One would think a college acceptance letter would be cause for celebration, but not for Ruth. This day, Ruth and her brother Blaze (Austin Amelio) visit their mother Rhonda (Pamela Adlon) in court-ordered rehab…or prison. While Rhonda is in rehab indefinitely, Ruth and Blaze are forced to fend for themselves. College would be great for Ruth, but her guidance counselor advises her that it’s not worth racking up an impossible amount of student loans for a college education.

Brother Blaze is determined to help Ruth escape their depressing southern Ohio town. Along with working at the local plant, Blaze and Ruth work for the scrapyard owner, Hark (Austin Amelio), who also provides the pair a place to live. Ruth learns the skills for metal scraping, catches some vital accounting errors, and becomes involved in breaking and entering to steal good scrap.

“…a young woman who is going to survive and find a way out of her circumstances on her own terms.”

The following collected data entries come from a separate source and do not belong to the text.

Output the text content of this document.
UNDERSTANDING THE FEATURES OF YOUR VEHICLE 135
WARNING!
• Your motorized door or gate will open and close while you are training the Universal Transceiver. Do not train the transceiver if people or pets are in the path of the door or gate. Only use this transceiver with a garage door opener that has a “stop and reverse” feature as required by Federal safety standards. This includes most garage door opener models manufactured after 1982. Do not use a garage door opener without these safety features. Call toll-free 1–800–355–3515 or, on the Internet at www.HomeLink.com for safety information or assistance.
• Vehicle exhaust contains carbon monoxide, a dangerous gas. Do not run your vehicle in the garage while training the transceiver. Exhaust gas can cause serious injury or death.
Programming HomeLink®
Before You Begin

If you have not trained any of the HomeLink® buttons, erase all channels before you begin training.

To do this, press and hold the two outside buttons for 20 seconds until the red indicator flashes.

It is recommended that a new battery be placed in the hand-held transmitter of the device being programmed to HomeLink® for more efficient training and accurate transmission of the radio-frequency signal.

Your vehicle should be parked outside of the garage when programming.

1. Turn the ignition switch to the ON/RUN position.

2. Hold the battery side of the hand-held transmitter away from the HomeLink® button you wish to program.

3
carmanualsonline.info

What I love about Holler is that the story is less about Ruth’s narrative. The film is about Ruth and Blaze as a family—fighting, fighting, and fighting for a better life. Jessica Barden absolutely shines as Ruth. Last seen in Pink Skies Ahead as a young woman struggling with severe anxiety, Jessica is this amazing new talent with a long career ahead of her as she takes on riskier and emotionally demanding roles. She brings a fierce determination to Ruth, a young woman who is going to survive and find a way out of her circumstances on her own terms.

Countering Barden is Gus Halper as Blaze. He’s the perfect ying to Barden’s yang. Blaze knows that Ruth has the potential to get out of town and have a normal and successful life. He sacrifices everything for Ruth, including his mental health. I love this constant tension between the two because they essentially have the exact same goal, and they don’t see it.

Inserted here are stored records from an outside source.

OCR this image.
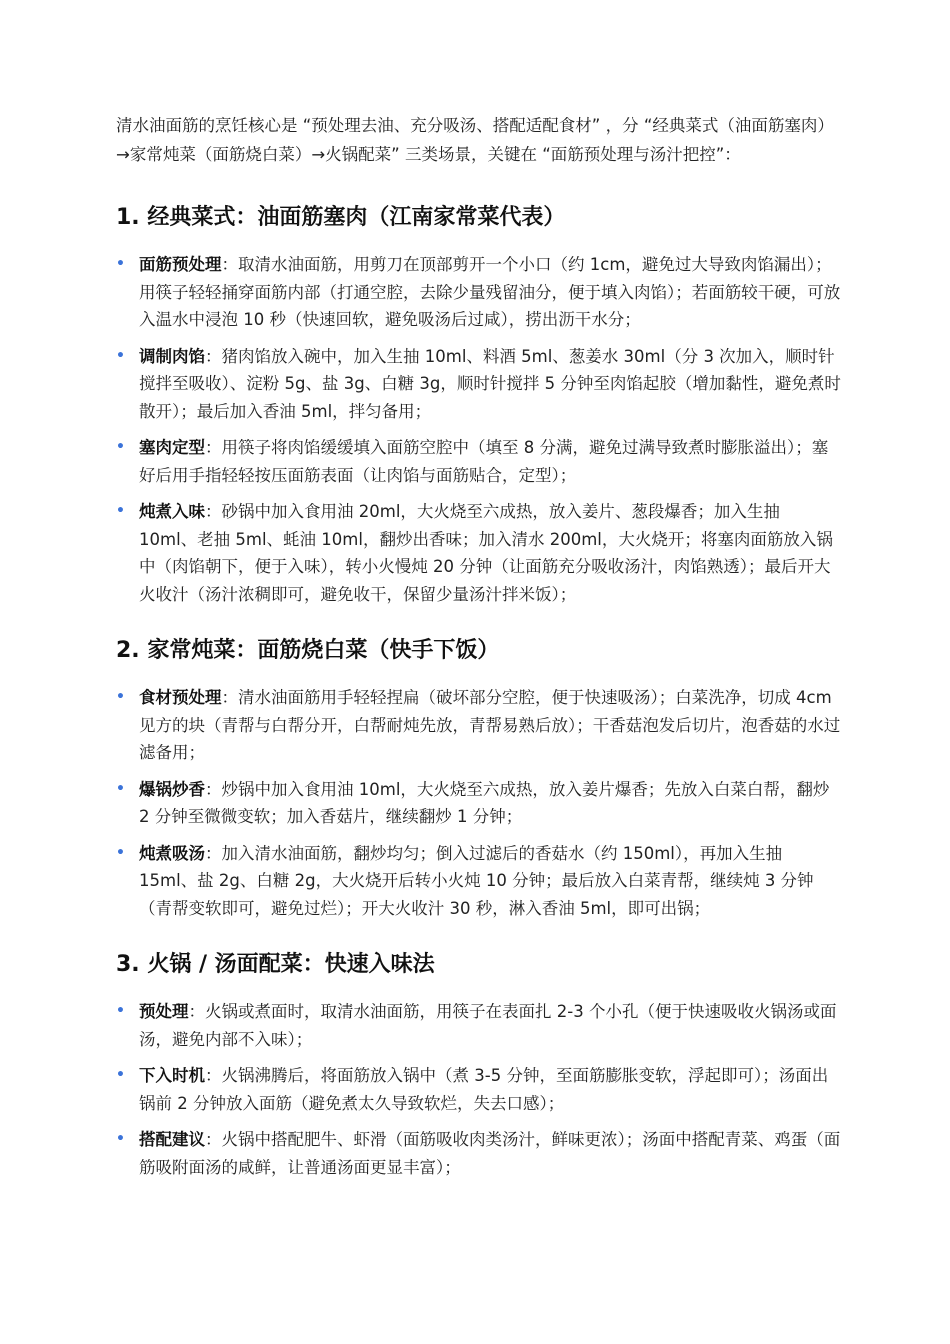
清水油面筋的烹饪核心是 “预处理去油、充分吸汤、搭配适配食材” ，分 “经典菜式（油面筋塞肉）→家常炖菜（面筋烧白菜）→火锅配菜” 三类场景，关键在 “面筋预处理与汤汁把控”：

1. 经典菜式：油面筋塞肉（江南家常菜代表）
• 面筋预处理：取清水油面筋，用剪刀在顶部剪开一个小口（约 1cm，避免过大导致肉馅漏出）；用筷子轻轻捅穿面筋内部（打通空腔，去除少量残留油分，便于填入肉馅）；若面筋较干硬，可放入温水中浸泡 10 秒（快速回软，避免吸汤后过咸），捞出沥干水分；
• 调制肉馅：猪肉馅放入碗中，加入生抽 10ml、料酒 5ml、葱姜水 30ml（分 3 次加入，顺时针搅拌至吸收）、淀粉 5g、盐 3g、白糖 3g，顺时针搅拌 5 分钟至肉馅起胶（增加黏性，避免煮时散开）；最后加入香油 5ml，拌匀备用；
• 塞肉定型：用筷子将肉馅缓缓填入面筋空腔中（填至 8 分满，避免过满导致煮时膨胀溢出）；塞好后用手指轻轻按压面筋表面（让肉馅与面筋贴合，定型）；
• 炖煮入味：砂锅中加入食用油 20ml，大火烧至六成热，放入姜片、葱段爆香；加入生抽 10ml、老抽 5ml、蚝油 10ml，翻炒出香味；加入清水 200ml，大火烧开；将塞肉面筋放入锅中（肉馅朝下，便于入味），转小火慢炖 20 分钟（让面筋充分吸收汤汁，肉馅熟透）；最后开大火收汁（汤汁浓稠即可，避免收干，保留少量汤汁拌米饭）；
2. 家常炖菜：面筋烧白菜（快手下饭）
• 食材预处理：清水油面筋用手轻轻捏扁（破坏部分空腔，便于快速吸汤）；白菜洗净，切成 4cm 见方的块（青帮与白帮分开，白帮耐炖先放，青帮易熟后放）；干香菇泡发后切片，泡香菇的水过滤备用；
• 爆锅炒香：炒锅中加入食用油 10ml，大火烧至六成热，放入姜片爆香；先放入白菜白帮，翻炒 2 分钟至微微变软；加入香菇片，继续翻炒 1 分钟；
• 炖煮吸汤：加入清水油面筋，翻炒均匀；倒入过滤后的香菇水（约 150ml），再加入生抽 15ml、盐 2g、白糖 2g，大火烧开后转小火炖 10 分钟；最后放入白菜青帮，继续炖 3 分钟（青帮变软即可，避免过烂）；开大火收汁 30 秒，淋入香油 5ml，即可出锅；
3. 火锅 / 汤面配菜：快速入味法
• 预处理：火锅或煮面时，取清水油面筋，用筷子在表面扎 2-3 个小孔（便于快速吸收火锅汤或面汤，避免内部不入味）；
• 下入时机：火锅沸腾后，将面筋放入锅中（煮 3-5 分钟，至面筋膨胀变软，浮起即可）；汤面出锅前 2 分钟放入面筋（避免煮太久导致软烂，失去口感）；
• 搭配建议：火锅中搭配肥牛、虾滑（面筋吸收肉类汤汁，鲜味更浓）；汤面中搭配青菜、鸡蛋（面筋吸附面汤的咸鲜，让普通汤面更显丰富）；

Holler is a character story. Yes, there’s a beginning and an end, but the characters are the reason to watch. No one plays the stereotype—not even Pamela Adlon as the mom in rehab, nor Austin Amelio as the very flawed owner of the scrapyard. Both roles we’ve seen countless times before, but writer/director Nicole Riegel brings such richness to all of her characters.

I’ll end with the cinematography. Riegel brings out the beauty of not only the struggling towns along the Rust Belt but even beauty to a scrapyard. The cinematography pretty much represents the story. Holler shows there is beauty everywhere—if you choose to look for it. It also shows the power of independent filmmaking to tell incredible stories on sheer will and desire to tell stories.

Holler screened at the 2021 SFFILM Film Festival.